2024
Otto Dix (1891-1969) is one of the most important German artists of the 20th century. His advocacy for realism made him famous in the 1920s; however, it caused him to be condemned as an artist during the National Socialism era. In 1933 he lost his professorship at the Art Academy Dresden, his works were classified as “Degenerate Art”. Otto Dix withdrew to the Lake of Constance close to the Swiss border and from 1933—1945 created mostly landscapes, which reflect the upheavals and contradictions of the time in a surprising way. The striking thing about his landscape images is his use of painting techniques of the old masters, which is in sharp contrast to his expressionistic work. His landscapes are seen as images of an “inner emigration” and with their downright sinister emptiness they convey a discontent of the time.

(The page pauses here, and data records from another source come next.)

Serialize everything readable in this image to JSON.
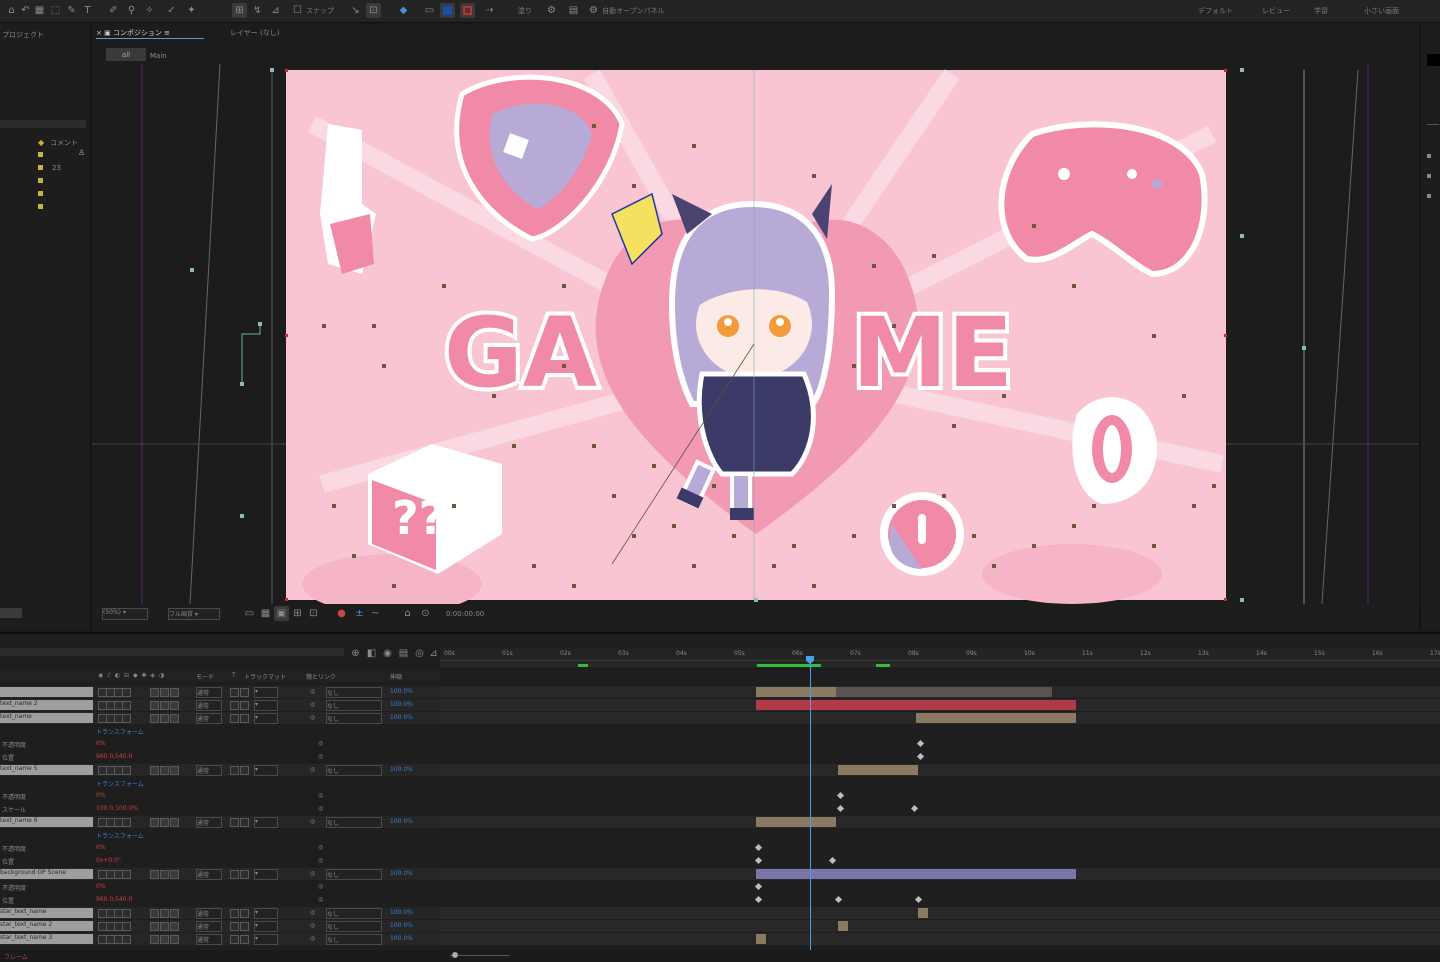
{
  "toolbar": {
    "snap_label": "スナップ",
    "fill_label": "塗り",
    "stroke_label": "線",
    "right_label": "自動オープンパネル",
    "workspaces": [
      "デフォルト",
      "レビュー",
      "学習",
      "小さい画面"
    ]
  },
  "left_panel": {
    "title": "プロジェクト",
    "column_header": "コメント",
    "rows": [
      "",
      "",
      "",
      "",
      ""
    ],
    "row_value": "23"
  },
  "viewer": {
    "tab_active": "コンポジション",
    "tab_other": "レイヤー (なし)",
    "breadcrumb_button": "all",
    "breadcrumb_comp": "Main",
    "zoom_label": "(50%)",
    "quality_label": "フル画質",
    "timecode": "0:00:00:00",
    "canvas_text_ga": "GA",
    "canvas_text_me": "ME",
    "canvas_text_q": "??"
  },
  "timeline": {
    "header_cols": [
      "モード",
      "T",
      "トラックマット",
      "親とリンク",
      "伸縮"
    ],
    "ruler_ticks": [
      "00s",
      "01s",
      "02s",
      "03s",
      "04s",
      "05s",
      "06s",
      "07s",
      "08s",
      "09s",
      "10s",
      "11s",
      "12s",
      "13s",
      "14s",
      "15s",
      "16s",
      "17s"
    ],
    "layers": [
      {
        "name": "",
        "mode": "通常",
        "parent": "なし",
        "stretch": "100.0%"
      },
      {
        "name": "text_name 2",
        "mode": "通常",
        "parent": "なし",
        "stretch": "100.0%"
      },
      {
        "name": "text_name",
        "mode": "通常",
        "parent": "なし",
        "stretch": "100.0%"
      },
      {
        "name": "text_name 5",
        "mode": "通常",
        "parent": "なし",
        "stretch": "100.0%"
      },
      {
        "name": "text_name 6",
        "mode": "通常",
        "parent": "なし",
        "stretch": "100.0%"
      },
      {
        "name": "background OP Scene",
        "mode": "通常",
        "parent": "なし",
        "stretch": "100.0%"
      },
      {
        "name": "star_text_name",
        "mode": "通常",
        "parent": "なし",
        "stretch": "100.0%"
      },
      {
        "name": "star_text_name 2",
        "mode": "通常",
        "parent": "なし",
        "stretch": "100.0%"
      },
      {
        "name": "star_text_name 3",
        "mode": "通常",
        "parent": "なし",
        "stretch": "100.0%"
      }
    ],
    "sub_labels": {
      "transform": "トランスフォーム",
      "opacity": "不透明度",
      "position": "位置",
      "scale": "スケール"
    },
    "sub_values": {
      "opacity": "0%",
      "position": "960.0,540.0",
      "scale": "100.0,100.0%",
      "rotation": "0x+0.0°"
    },
    "footer_label": "フレーム"
  },
  "colors": {
    "canvas_pink": "#f9c5d3",
    "accent_pink": "#f08aa6",
    "playhead_blue": "#4a9fe8",
    "bar_tan": "#8a7a62",
    "bar_red": "#b03a48",
    "bar_lavender": "#7a76a8"
  }
}
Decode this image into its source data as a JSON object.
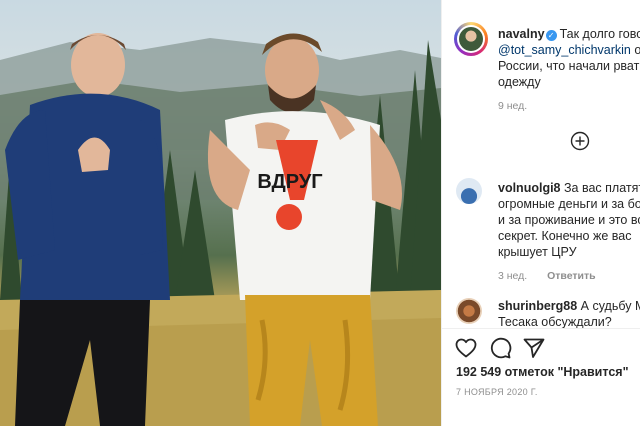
{
  "post": {
    "author": "navalny",
    "caption_text": "Так долго говор",
    "caption_mention": "@tot_samy_chichvarkin",
    "caption_tail": " о су",
    "caption_line2": "России, что начали рвать",
    "caption_line3": "одежду",
    "caption_age": "9 нед.",
    "shirt_text": "ВДРУГ",
    "likes": "192 549 отметок \"Нравится\"",
    "date": "7 НОЯБРЯ 2020 Г."
  },
  "comments": [
    {
      "user": "volnuolgi8",
      "text_l1": "За вас платят та",
      "text_l2": "огромные деньги и за бол",
      "text_l3": "и за проживание и это все",
      "text_l4": "секрет. Конечно же вас",
      "text_l5": "крышует ЦРУ",
      "age": "3 нед.",
      "reply": "Ответить"
    },
    {
      "user": "shurinberg88",
      "text_l1": " А судьбу Ма",
      "text_l2": "Тесака обсуждали?"
    }
  ],
  "icons": {
    "load_more": "plus-circle-icon",
    "like": "heart-icon",
    "comment": "comment-bubble-icon",
    "share": "paper-plane-icon",
    "verified": "verified-badge-icon"
  },
  "colors": {
    "mention": "#00376b",
    "verified": "#3897f0",
    "meta": "#8e8e8e",
    "shirt_accent": "#e8452c",
    "trousers": "#d4a12a",
    "hoodie": "#1f3d78"
  }
}
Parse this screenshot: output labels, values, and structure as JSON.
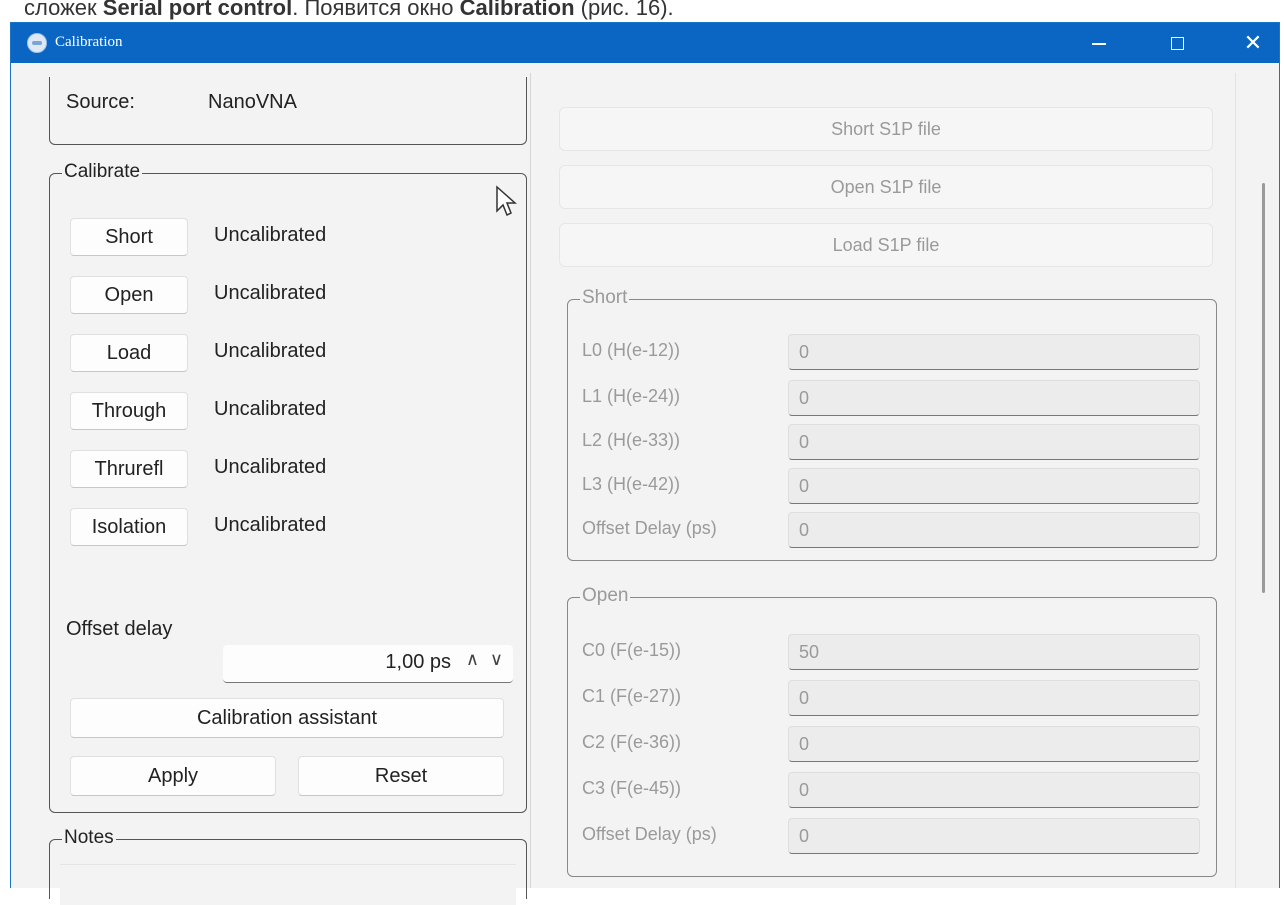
{
  "caption": {
    "text_a": "сложек ",
    "bold_a": "Serial port control",
    "text_b": ". Появится окно ",
    "bold_b": "Calibration",
    "text_c": " (рис. 16)."
  },
  "window": {
    "title": "Calibration",
    "minimize": "minimize",
    "maximize": "maximize",
    "close": "✕"
  },
  "source": {
    "label": "Source:",
    "value": "NanoVNA"
  },
  "calibrate": {
    "title": "Calibrate",
    "rows": [
      {
        "button": "Short",
        "status": "Uncalibrated"
      },
      {
        "button": "Open",
        "status": "Uncalibrated"
      },
      {
        "button": "Load",
        "status": "Uncalibrated"
      },
      {
        "button": "Through",
        "status": "Uncalibrated"
      },
      {
        "button": "Thrurefl",
        "status": "Uncalibrated"
      },
      {
        "button": "Isolation",
        "status": "Uncalibrated"
      }
    ],
    "offset_delay_label": "Offset delay",
    "offset_delay_value": "1,00 ps",
    "spin_up": "∧",
    "spin_down": "∨",
    "assistant_button": "Calibration assistant",
    "apply_button": "Apply",
    "reset_button": "Reset"
  },
  "notes": {
    "title": "Notes"
  },
  "files": {
    "short_file": "Short S1P file",
    "open_file": "Open S1P file",
    "load_file": "Load S1P file"
  },
  "short_group": {
    "title": "Short",
    "params": [
      {
        "label": "L0 (H(e-12))",
        "value": "0"
      },
      {
        "label": "L1 (H(e-24))",
        "value": "0"
      },
      {
        "label": "L2 (H(e-33))",
        "value": "0"
      },
      {
        "label": "L3 (H(e-42))",
        "value": "0"
      },
      {
        "label": "Offset Delay (ps)",
        "value": "0"
      }
    ]
  },
  "open_group": {
    "title": "Open",
    "params": [
      {
        "label": "C0 (F(e-15))",
        "value": "50"
      },
      {
        "label": "C1 (F(e-27))",
        "value": "0"
      },
      {
        "label": "C2 (F(e-36))",
        "value": "0"
      },
      {
        "label": "C3 (F(e-45))",
        "value": "0"
      },
      {
        "label": "Offset Delay (ps)",
        "value": "0"
      }
    ]
  },
  "colors": {
    "titlebar": "#0b66c3",
    "client": "#f3f3f3"
  }
}
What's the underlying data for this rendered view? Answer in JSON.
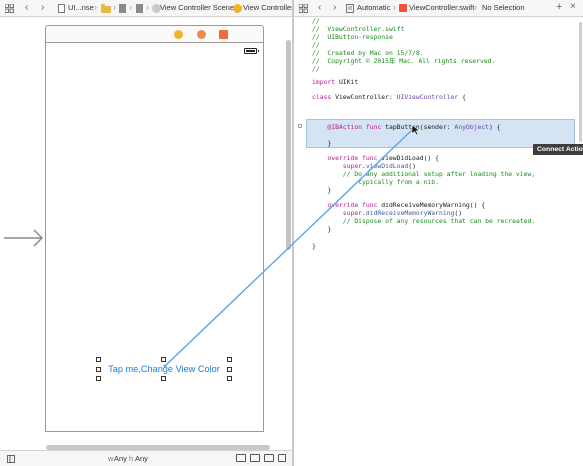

In the 1930s Switzerland is an important point of reference in Otto Dix’s paintings as well as in his drawings. However, his artistic and biographical connections in Switzerland have been taken little notice of up until now. The Art Museum Graubünden follows up on this in a unique exhibition as well as in a detailed publication. At the centre of the exhibition are the works by Otto Dix created at the end of the 1930s, when the artist spent a longer period in the Engadine for health reasons, and which have never before been shown together. The painting San Gian in Winter from the collection of the Art Museum Graubünden can now for the first time be displayed in a larger context of further oil paintings and a row of extremely fine drawings.
The exhibition is curated by Stephan Kunz and Prof. Dr. Ina Jessen.